Caos, excesos y pedantería
Lo que en un principio parecía, misterios aparte, una propuesta sencilla —algo en absoluto reñido con la efectividad de la misma— centrada en las relaciones de sus protagonistas y en la resolución de un conflicto compartido, termina desviándose de su camino de la peor de las formas. Llegados a su ecuador, 'La cena' comienza a dar rodeos, abrir una infinidad de subtramas y a desviar su discurso hacia temáticas que parecen pertenecer a mundos distintos; desde el mal endémico que suponen los vínculos familiares hasta los entresijos de la política, pasando por una absurda disertación sobre las enfermedades mentales.
Este bombardeo de información podría resultar, hasta cierto punto, digerible, de no ser porque porque viene acompañado de una relamida aproximación a los dilemas éticos que plantea su guión, tratados con unos aires de superioridad moral que dejan la sensación de que Moverman cree estar por encima del bien y del mal y, por supuesto, de los pobres mortales que habitan el patio de butacas.
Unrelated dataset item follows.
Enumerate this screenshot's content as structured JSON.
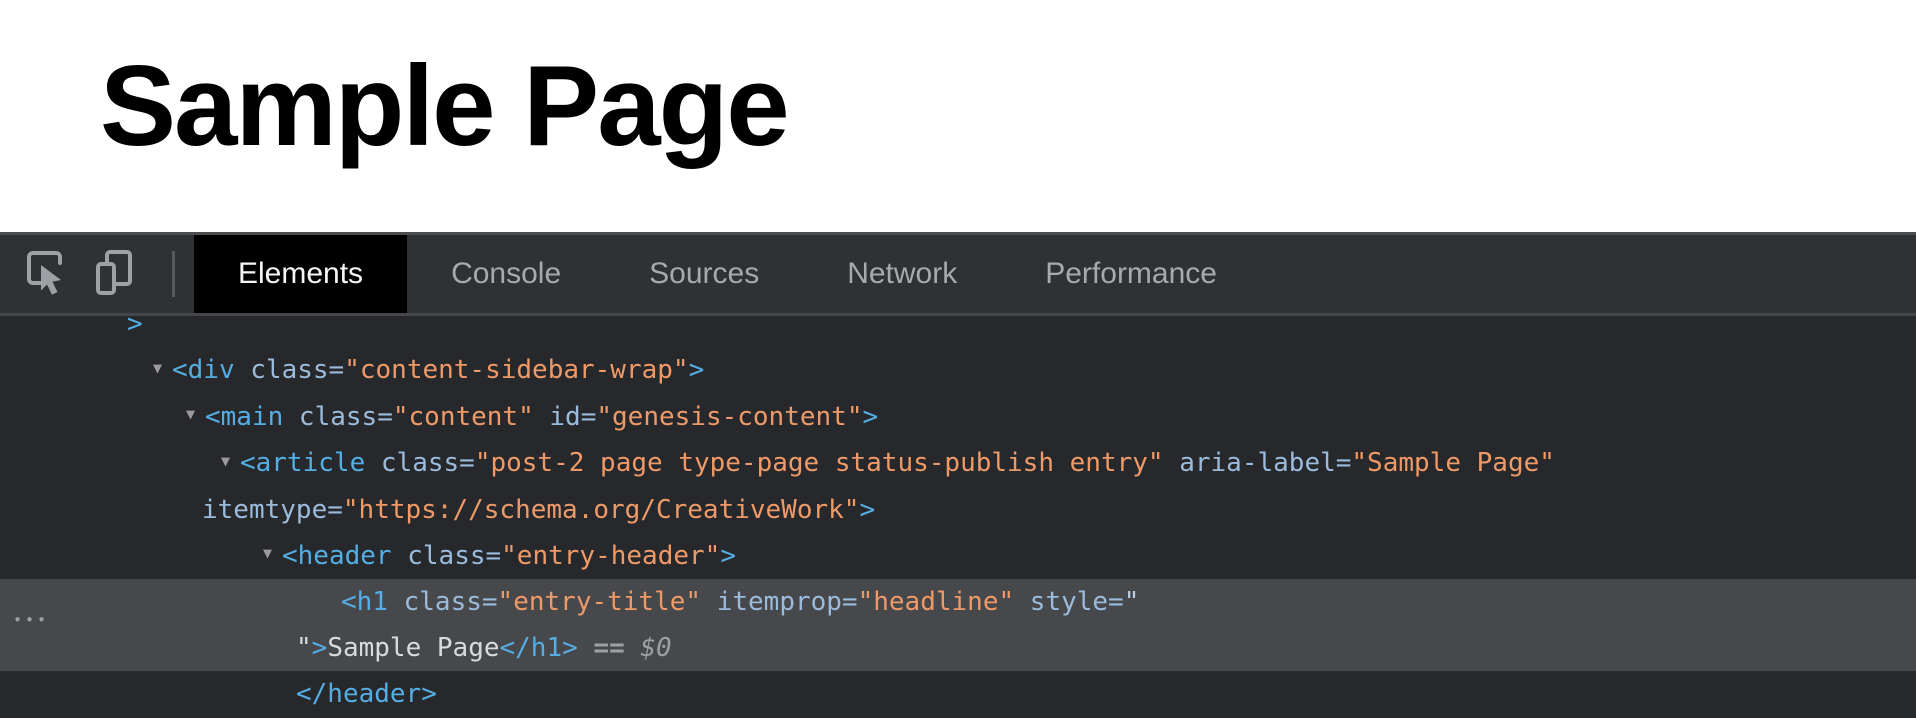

Si el contenido de 'La cena' resulta exasperante, su ejecución irrita de igual modo. La estructura narrativa del filme es un auténtico manual de instrucciones sobre cómo no deberían utilizarse los flashbacks, regando la trama principal con constantes desvíos que no aportan nuevos detalles, resultando reiterativos e instando al resoplido tras la enésima vez que el realizador nos aleja de la tensión latente que reina en el restaurante en el que transcurre el grueso de la cinta.
Para traducir de forma visual la experiencia de deglutir 'La cena' podemos acudir al sketch de 'El sentido de la vida' en el que el Sr. Creosota ingiere tal cantidad de comida que, finalmente, termina reventando. Lo último de Oren Moverman, al igual que el monstruoso personaje de los Monty Python, estalla en mil pedazos tras hincharse absurdamente con un nada apetecible festín de contenido innecesario, siendo el detonador final un clímax demencial que resuelve abruptamente el largo en sus últimos diez minutos, dando la sensación de que, de no haber tenido tanto ruido, ínfulas y cháchara innecesaria, podría haberse sintetizado en un cortometraje de lo más interesante.